Malicious NuGet Packages Unleash Time-Delayed Sabotage Threats

Researchers at Socket have uncovered a sophisticated supply-chain attack involving nine malicious NuGet packages that embed time-delayed sabotage code into legitimate .NET libraries. These packages, which were downloaded 9,488 times prior to the discovery, utilize hidden triggers to terminate host processes and, in one instance, corrupt write operations in industrial control systems.

Understanding the Attack

The malicious packages, released under the alias shanhai666 between 2023 and 2024, appear to provide legitimate functionality to gain the trust of developers and bypass initial scrutiny. Each package buries approximately 20 lines of harmful code within otherwise useful components. The attackers exploit C# extension methods, such as .Exec() for database operations and .BeginTran() for S7 PLC clients, ensuring that every database query or PLC operation automatically executes the injected sabotage routines.

The attack’s payload is timed with hardcoded or encrypted trigger dates, which are staggered, with some packages set to become active as late as 2027 or 2028. This strategy extends the attackers’ opportunity to compromise targets while remaining undetected. The most dangerous of these packages, Sharp7Extend, employs two sabotage mechanisms: an immediate probabilistic process termination on every PLC operation, and a delayed failure response that silently returns erroneous results for up to 80% of write attempts after a 30–90 minute grace period. This approach can lead to actuator non-responsiveness and failed safety engagements, mimicking hardware failures rather than revealing malicious intent.

Challenges in Detection

Several factors contribute to the difficulty in detecting these malicious packages. The legitimate code within them often passes functional testing and code reviews. Additionally, the technique known as typosquatting—where the names of the packages are similar to legitimate ones (e.g., Sharp7 vs. Sharp7Extend)—increases the likelihood of accidental installations in operational technology (OT) environments. The inclusion of genuine libraries further obscures red flags during integration testing.

Randomized and probabilistic activation of the malicious code makes systematic interference appear as random failures, complicating detection efforts. The significant delays between installation and activation hinder forensic investigations, often resulting in impacts being observed long after the initial installation.
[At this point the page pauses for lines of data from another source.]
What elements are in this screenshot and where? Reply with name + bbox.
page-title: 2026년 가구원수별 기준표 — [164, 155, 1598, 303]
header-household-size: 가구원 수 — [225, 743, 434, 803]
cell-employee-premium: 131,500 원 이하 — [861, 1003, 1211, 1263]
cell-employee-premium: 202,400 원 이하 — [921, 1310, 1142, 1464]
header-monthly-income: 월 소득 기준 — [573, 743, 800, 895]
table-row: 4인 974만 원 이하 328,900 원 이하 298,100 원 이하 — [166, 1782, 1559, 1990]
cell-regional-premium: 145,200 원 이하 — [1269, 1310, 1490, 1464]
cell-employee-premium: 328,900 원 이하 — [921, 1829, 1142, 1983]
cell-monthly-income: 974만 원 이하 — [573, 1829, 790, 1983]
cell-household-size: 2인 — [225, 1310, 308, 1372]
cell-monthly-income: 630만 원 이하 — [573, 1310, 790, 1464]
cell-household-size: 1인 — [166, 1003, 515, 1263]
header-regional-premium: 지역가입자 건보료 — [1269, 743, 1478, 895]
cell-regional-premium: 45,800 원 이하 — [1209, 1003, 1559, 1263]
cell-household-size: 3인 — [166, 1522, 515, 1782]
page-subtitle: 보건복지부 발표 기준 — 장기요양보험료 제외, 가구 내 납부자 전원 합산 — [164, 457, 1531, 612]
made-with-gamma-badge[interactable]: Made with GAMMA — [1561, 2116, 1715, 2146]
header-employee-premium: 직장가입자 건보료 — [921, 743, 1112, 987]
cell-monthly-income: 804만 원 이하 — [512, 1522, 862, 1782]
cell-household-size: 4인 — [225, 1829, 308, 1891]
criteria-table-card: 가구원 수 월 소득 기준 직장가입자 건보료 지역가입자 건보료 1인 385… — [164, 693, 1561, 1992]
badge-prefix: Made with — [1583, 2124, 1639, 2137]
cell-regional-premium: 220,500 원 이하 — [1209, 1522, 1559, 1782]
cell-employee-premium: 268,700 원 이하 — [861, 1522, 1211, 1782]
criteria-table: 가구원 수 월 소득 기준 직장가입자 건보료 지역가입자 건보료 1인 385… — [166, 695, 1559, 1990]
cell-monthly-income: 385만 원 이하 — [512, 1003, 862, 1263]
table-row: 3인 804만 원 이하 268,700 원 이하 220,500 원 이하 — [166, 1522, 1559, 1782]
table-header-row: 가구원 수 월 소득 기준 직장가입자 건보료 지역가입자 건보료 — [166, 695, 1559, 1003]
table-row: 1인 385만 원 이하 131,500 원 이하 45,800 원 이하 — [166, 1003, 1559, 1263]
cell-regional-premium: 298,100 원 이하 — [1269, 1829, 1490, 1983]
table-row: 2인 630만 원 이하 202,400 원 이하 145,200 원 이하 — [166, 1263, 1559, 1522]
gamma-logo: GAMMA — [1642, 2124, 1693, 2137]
To further evade automated detection, the attacker varied author metadata and forged signature artifacts.

Building a Resilient Supply Chain

To counteract the risks posed by this NuGet campaign, organizations must take immediate and long-term steps to enhance their supply chain resilience. Here are several recommended actions:

– **Audit Dependencies**: Conduct an inventory of .NET packages and promptly remove or replace any of the nine identified malicious packages.
– **Enforce Dependency Hygiene**: Require verified publisher metadata, prohibit typosquatted names, and limit package sources to approved registries.
– **Integrate Scanning Protocols**: Implement Software Bill of Materials (SBOM) checks and static analysis in CI/CD pipelines to identify time-based logic, unusual extension methods, or obfuscated trigger code.
– **Monitor for Anomalies**: Set up alerts for date checks, randomized control flows, or unusual usage of Process.Kill() and extension methods within dependencies.
– **Validate ICS Integrity**: For industrial environments, ensure write-verification for PLC commands, establish baseline PLC success rates, and monitor for sudden drops in write confirmations.
– **Harden Supply Chain Policies**: Enforce least privilege for package installation, require thorough code reviews for third-party libraries, and apply strict change control for OT components.

By implementing these best practices, organizations can bolster their software supply chains and mitigate the risks associated with hidden malicious logic. This incident highlights how supply-chain attacks can weaponize trusted code and exploit time delays to inflict significant damage while remaining under the radar.